What undertaker are you guys using? I see on the Hunter Specialties website http://www.hunterspec.com/updateable/update_display.cfm?pageID=9&categoryID=8 there are four different ones. Basically it's two, regular or high density and then ported or non-ported.

Looks like Cabela's just sells the high density non-ported version.

I am looking to get one for my Rem 870!


----------



## mikieday (Jan 20, 2004)

i had a ported one for my 835 ultra mag...it was awesome


----------



## CMR (Jul 25, 2003)

I had an Undertaker choke tube but couldnt pattern squat with it. 

So I got a Tightwad choke and am very pleased with it. I recommend it over the Undertaker...plus, its already ported.


----------



## omega58 (Sep 3, 2003)

I have the non-ported Hevi approved for the 935. . .patterns great with Hevi 13 from 15-50+ yards. . .and gets good penetration still in the phone book at 50 yards.
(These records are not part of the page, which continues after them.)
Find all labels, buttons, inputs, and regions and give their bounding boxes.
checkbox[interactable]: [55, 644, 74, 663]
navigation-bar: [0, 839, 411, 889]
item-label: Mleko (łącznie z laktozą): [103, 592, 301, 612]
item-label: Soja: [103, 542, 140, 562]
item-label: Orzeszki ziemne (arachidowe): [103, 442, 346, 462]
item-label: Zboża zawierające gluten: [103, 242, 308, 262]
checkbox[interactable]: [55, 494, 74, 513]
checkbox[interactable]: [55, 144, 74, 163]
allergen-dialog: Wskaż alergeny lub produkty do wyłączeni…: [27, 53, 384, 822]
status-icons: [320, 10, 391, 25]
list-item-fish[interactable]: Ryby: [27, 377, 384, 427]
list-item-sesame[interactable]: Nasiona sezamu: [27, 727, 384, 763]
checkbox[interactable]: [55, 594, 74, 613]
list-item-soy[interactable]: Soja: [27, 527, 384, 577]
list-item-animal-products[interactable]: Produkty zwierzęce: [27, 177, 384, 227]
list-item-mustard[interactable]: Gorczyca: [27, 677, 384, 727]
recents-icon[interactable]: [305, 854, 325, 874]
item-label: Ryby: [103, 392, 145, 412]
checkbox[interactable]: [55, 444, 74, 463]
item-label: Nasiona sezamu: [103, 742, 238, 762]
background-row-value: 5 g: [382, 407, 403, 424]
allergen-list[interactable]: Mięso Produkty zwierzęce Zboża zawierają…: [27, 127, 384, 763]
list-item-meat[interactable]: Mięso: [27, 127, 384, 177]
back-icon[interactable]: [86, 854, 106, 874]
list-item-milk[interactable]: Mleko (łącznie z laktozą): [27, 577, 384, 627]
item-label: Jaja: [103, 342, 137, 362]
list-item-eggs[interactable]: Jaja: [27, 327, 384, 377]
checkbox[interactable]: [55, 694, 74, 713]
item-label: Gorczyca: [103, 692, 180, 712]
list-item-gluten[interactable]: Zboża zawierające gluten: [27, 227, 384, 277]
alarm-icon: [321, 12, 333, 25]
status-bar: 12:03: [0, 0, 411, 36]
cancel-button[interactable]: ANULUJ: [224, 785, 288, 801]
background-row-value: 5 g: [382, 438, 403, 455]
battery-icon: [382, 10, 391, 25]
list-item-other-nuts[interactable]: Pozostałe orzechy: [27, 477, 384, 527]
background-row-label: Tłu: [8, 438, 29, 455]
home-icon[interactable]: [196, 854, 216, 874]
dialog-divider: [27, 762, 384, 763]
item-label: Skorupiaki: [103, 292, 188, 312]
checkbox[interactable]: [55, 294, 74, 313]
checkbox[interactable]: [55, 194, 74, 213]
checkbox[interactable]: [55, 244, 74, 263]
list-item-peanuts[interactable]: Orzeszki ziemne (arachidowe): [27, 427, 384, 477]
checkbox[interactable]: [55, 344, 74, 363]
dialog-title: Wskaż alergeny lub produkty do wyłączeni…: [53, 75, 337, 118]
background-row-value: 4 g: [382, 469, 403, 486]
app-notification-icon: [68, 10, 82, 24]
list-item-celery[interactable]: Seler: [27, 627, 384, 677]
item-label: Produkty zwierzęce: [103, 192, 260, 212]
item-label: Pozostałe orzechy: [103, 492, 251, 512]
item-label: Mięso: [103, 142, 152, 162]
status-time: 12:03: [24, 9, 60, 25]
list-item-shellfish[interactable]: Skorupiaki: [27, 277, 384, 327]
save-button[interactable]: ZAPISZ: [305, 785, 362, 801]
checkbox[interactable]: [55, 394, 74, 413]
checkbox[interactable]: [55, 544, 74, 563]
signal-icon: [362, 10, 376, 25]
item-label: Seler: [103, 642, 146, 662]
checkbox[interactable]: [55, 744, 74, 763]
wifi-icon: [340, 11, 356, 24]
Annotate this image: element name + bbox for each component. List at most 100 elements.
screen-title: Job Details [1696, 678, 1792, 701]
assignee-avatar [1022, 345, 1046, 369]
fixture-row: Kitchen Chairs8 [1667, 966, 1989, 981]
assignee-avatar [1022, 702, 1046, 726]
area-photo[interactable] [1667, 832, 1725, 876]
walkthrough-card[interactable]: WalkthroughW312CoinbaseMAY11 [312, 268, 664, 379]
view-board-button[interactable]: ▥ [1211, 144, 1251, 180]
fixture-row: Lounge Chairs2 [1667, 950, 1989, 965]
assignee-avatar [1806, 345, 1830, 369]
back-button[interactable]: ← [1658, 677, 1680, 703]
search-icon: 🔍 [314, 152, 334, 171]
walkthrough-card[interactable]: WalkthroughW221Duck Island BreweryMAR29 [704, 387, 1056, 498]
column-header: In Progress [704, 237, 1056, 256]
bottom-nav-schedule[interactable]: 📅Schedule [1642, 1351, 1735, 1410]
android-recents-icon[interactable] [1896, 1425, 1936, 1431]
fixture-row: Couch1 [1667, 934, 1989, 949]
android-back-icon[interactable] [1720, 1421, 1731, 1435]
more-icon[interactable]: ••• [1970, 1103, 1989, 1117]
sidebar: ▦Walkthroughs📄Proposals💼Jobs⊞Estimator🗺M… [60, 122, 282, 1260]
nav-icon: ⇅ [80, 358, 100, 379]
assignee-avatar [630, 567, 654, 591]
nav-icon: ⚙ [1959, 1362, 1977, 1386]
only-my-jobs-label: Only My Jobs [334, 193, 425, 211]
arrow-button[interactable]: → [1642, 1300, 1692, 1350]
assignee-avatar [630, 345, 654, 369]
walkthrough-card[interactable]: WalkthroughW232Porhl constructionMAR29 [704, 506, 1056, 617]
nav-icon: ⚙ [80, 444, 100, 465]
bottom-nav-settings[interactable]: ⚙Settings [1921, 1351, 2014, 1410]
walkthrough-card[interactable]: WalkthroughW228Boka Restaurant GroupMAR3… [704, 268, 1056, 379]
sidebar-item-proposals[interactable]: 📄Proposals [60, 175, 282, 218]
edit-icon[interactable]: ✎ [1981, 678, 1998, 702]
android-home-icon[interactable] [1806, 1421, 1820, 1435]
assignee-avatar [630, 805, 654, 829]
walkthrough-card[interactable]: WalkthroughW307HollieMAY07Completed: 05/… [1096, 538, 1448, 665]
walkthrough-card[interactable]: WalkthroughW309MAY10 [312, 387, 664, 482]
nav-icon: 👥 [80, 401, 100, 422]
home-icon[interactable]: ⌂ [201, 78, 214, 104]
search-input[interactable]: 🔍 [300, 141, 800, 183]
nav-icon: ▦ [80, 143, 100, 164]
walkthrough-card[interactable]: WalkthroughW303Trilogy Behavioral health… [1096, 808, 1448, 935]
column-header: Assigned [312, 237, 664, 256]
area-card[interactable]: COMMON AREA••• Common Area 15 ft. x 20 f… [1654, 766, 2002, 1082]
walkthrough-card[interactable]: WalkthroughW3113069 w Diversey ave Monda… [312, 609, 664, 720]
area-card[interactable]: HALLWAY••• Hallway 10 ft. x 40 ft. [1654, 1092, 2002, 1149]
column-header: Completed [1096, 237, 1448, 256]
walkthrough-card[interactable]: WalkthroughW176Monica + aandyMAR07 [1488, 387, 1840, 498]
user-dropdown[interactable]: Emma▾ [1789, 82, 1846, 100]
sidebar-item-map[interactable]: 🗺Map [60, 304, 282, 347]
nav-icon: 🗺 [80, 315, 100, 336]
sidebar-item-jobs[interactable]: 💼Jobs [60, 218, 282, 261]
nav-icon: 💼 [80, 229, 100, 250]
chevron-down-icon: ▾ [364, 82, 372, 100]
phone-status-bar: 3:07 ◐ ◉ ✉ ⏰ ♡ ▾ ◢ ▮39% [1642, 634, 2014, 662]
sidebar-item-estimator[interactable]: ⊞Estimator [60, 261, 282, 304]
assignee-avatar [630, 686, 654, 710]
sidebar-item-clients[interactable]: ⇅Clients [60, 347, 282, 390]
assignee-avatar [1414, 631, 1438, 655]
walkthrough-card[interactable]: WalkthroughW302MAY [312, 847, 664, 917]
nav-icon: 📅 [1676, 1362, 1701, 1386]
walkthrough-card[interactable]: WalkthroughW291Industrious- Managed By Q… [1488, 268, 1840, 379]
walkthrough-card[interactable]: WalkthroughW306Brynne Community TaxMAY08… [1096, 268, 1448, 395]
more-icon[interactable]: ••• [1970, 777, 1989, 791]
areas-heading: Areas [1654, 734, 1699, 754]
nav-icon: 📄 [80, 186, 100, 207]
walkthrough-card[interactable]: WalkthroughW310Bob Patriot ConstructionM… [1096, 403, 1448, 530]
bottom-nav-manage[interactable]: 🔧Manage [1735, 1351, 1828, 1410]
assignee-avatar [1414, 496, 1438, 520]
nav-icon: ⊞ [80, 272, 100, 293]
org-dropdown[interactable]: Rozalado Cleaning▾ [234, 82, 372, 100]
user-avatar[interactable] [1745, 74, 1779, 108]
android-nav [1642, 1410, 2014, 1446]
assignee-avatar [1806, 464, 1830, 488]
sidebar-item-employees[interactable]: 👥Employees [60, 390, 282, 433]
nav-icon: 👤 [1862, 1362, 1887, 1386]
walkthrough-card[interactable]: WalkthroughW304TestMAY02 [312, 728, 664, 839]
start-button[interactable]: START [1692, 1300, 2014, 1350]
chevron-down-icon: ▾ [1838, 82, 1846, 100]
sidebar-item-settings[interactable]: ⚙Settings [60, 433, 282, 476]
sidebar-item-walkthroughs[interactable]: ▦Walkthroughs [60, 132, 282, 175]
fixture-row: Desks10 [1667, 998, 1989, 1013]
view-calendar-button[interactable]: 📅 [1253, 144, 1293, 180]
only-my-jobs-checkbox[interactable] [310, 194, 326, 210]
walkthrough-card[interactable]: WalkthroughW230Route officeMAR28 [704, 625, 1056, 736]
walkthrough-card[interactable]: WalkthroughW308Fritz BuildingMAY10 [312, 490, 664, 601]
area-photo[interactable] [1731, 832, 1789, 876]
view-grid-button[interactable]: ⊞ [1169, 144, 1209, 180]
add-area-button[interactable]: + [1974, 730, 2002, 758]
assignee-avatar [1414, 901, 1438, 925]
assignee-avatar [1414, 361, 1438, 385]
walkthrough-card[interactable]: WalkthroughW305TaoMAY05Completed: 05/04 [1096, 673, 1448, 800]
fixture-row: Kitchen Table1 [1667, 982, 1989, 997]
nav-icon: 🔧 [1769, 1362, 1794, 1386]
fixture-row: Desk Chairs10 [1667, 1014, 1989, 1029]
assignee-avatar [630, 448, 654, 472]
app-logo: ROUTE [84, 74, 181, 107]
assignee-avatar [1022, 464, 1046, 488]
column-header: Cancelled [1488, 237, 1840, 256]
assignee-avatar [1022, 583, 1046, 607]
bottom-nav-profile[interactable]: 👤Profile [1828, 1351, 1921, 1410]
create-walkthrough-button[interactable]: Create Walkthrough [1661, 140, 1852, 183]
I bought my choke for $2.97 at Dick's on clearance. . .not a bad price.:lol:


----------



## MERGANZER (Aug 24, 2006)

Call Comp-N-Choke and tell them your gun and loadds you use. They will set you up right.

Ganzer


----------



## DEDGOOSE (Jan 19, 2007)

Whats your price range and do u wanna shoot lead or heavier than lead


----------



## DTrain (Mar 16, 2005)

Probably looking to stay in that $20 to $40 range for tube and probably stick with lead or copper plated lead (for cost reasons).


----------



## chef daddy (Dec 28, 2007)

i shoot the turkey choke thats made for my gun!!! i have 2 mossbergs,, model 500 turkey gun and model 835 ultra mag that gun got me my biggest turkey and at the longest shot 65 yards not recomended distance but it was a running shot ( as my friend put it who was there ,, a lucky shot ,, till this day i have never taken a shot that long but!!!! the choke tube on the ultra mag did the job!! so i give it its credit!! and i was shotting 3-1/2 shells for what its worth!! ),, i have always used mossberg choke for the guns,, and have had good performance with each , no complaints,, but i am gona experiment with other brands here soon!! can be expensive but ,, after years of good success iam lookin to improve performance!! never hurts to explore your options!! it can depend on the brand and shot size u choose as well its kinda a preference thing!! never quit, exploring your options,, the gun will tell u what it likes!!! good luck ps.. being cheap with your hardware can be expensive in the end,, dont buy a cheap choke,, just to see yourself choke in the end!!


----------